数据转是换将一个或多个DataSet 转换成为一个新的DataSet 。程序可以将多个DataSet 转换组合成复杂的DataSet。

Map

对整个DataSet做一对一映射,即每个元素对应产生一个新元素。

data.map(new MapFunction<String, Integer>() {
  public Integer map(String value) { return Integer.parseInt(value); }
});

FlatMap

获取一个元素并生成对应的零个、一个或多个元素。

data.flatMap(new FlatMapFunction<String, String>() {
  public void flatMap(String value, Collector<String> out) {
    for (String s : value.split(" ")) {
      out.collect(s);
    }
  }
});

MapPartition

Map和FlatMap转换的对象是DataSet中的每个元素,而MapPartition转换的对象是DataSet的每个分区。

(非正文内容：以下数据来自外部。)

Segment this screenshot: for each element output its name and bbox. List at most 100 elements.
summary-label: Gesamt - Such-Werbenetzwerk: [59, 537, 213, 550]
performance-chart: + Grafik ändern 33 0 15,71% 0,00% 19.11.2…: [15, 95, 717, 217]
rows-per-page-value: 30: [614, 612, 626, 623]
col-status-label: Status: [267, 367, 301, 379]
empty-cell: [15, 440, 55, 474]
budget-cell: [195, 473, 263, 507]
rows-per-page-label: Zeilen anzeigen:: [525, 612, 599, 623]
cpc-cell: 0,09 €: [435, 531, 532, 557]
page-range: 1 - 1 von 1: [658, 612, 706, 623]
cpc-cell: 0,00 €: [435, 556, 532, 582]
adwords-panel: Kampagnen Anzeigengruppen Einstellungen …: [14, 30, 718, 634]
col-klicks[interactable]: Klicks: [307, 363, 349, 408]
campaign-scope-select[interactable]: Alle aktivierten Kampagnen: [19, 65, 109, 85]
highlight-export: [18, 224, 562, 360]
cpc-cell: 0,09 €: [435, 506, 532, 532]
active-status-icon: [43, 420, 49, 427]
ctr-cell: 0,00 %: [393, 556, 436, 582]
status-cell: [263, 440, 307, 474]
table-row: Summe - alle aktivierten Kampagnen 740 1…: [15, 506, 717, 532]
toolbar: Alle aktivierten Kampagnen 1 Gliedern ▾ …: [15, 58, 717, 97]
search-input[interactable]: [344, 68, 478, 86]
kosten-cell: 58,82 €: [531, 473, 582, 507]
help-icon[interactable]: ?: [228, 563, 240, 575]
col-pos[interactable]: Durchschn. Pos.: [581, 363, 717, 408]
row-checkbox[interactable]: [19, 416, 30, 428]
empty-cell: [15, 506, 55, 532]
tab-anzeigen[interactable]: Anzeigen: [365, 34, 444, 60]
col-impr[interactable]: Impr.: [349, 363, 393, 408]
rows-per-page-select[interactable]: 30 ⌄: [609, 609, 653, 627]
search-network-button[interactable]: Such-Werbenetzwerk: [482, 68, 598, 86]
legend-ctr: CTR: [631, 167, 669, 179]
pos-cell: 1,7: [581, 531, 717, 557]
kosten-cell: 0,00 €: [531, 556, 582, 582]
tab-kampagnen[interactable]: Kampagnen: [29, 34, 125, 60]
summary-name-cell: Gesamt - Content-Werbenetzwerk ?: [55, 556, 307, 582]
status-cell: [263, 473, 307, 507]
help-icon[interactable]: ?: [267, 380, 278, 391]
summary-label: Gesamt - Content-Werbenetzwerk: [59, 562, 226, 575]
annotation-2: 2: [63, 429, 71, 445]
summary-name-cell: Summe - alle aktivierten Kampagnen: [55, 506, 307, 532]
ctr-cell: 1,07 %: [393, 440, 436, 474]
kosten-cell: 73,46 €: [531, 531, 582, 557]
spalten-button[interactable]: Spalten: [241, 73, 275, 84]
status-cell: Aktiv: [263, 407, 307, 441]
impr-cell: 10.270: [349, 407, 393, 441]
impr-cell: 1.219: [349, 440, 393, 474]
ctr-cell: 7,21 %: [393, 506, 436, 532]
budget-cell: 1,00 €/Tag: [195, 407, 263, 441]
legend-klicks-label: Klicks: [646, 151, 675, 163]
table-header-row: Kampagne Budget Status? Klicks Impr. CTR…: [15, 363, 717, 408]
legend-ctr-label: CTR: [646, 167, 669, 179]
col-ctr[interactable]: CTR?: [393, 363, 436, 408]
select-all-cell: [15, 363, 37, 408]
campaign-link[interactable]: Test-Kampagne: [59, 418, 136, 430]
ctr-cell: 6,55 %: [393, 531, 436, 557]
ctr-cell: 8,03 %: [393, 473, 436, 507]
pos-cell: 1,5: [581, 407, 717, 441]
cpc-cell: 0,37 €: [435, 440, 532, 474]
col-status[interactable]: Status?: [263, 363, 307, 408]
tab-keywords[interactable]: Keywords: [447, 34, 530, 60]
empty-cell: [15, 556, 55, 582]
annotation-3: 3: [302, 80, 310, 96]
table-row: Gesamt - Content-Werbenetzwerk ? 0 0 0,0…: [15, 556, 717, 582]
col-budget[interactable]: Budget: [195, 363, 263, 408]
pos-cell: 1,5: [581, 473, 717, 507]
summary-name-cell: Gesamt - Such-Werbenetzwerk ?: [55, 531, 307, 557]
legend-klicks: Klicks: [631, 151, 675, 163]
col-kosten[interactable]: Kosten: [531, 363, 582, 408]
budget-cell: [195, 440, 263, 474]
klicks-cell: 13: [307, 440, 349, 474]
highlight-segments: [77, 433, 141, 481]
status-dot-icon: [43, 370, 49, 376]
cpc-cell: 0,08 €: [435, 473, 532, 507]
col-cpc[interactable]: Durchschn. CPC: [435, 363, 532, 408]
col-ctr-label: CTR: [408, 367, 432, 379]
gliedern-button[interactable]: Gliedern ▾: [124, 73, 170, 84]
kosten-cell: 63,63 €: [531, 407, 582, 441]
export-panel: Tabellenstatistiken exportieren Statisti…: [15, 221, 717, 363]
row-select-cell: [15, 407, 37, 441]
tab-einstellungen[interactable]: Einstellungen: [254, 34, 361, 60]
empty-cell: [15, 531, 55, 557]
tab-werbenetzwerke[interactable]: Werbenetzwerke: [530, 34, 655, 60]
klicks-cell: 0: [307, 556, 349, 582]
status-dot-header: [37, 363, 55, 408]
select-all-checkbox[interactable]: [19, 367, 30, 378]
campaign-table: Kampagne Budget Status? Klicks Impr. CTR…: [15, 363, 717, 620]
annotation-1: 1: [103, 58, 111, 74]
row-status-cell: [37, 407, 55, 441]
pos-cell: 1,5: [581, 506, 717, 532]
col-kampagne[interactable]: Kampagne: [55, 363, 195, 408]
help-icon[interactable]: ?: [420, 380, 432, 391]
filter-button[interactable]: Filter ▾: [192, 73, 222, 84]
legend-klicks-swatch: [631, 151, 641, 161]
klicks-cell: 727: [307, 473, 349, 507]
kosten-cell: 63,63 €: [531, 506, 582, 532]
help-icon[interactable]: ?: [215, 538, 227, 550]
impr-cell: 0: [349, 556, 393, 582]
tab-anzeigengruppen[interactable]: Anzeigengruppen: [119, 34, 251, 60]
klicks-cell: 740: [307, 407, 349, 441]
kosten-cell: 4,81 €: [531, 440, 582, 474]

data.mapPartition(new MapPartitionFunction<String, Long>() {
  public void mapPartition(Iterable<String> values, Collector<Long> out) {
    long c = 0;
    for (String s : values) {
      c++;
    }
    out.collect(c);
  }
})

Filter

过滤出符合条件的元素

data.filter(new FilterFunction<Integer>() {
  public boolean filter(Integer value) { return value > 1000; }
});

SortPartition

根据DataSet的某个属性域进行升序或降序排序。

DataSet<Tuple2<String,Integer>> in = // [...]
DataSet<Integer> result = in.sortPartition(1, Order.ASCENDING)
                            .mapPartition(new PartitionMapper());

Reduce

通过将两个元素反复组合为一个元素,将一组元素组合为一个元素。Reduce可以应用于完整的DataSet或分组的DataSet。
如果将reduce应用于分组DataSet,则可以通过向setCombineHint提供一个CombineHint来指定运行时执行reduce的组合阶段的方式。在大多数情况下,基于散列的策略应该更快,特别是具有很多不同键的时候。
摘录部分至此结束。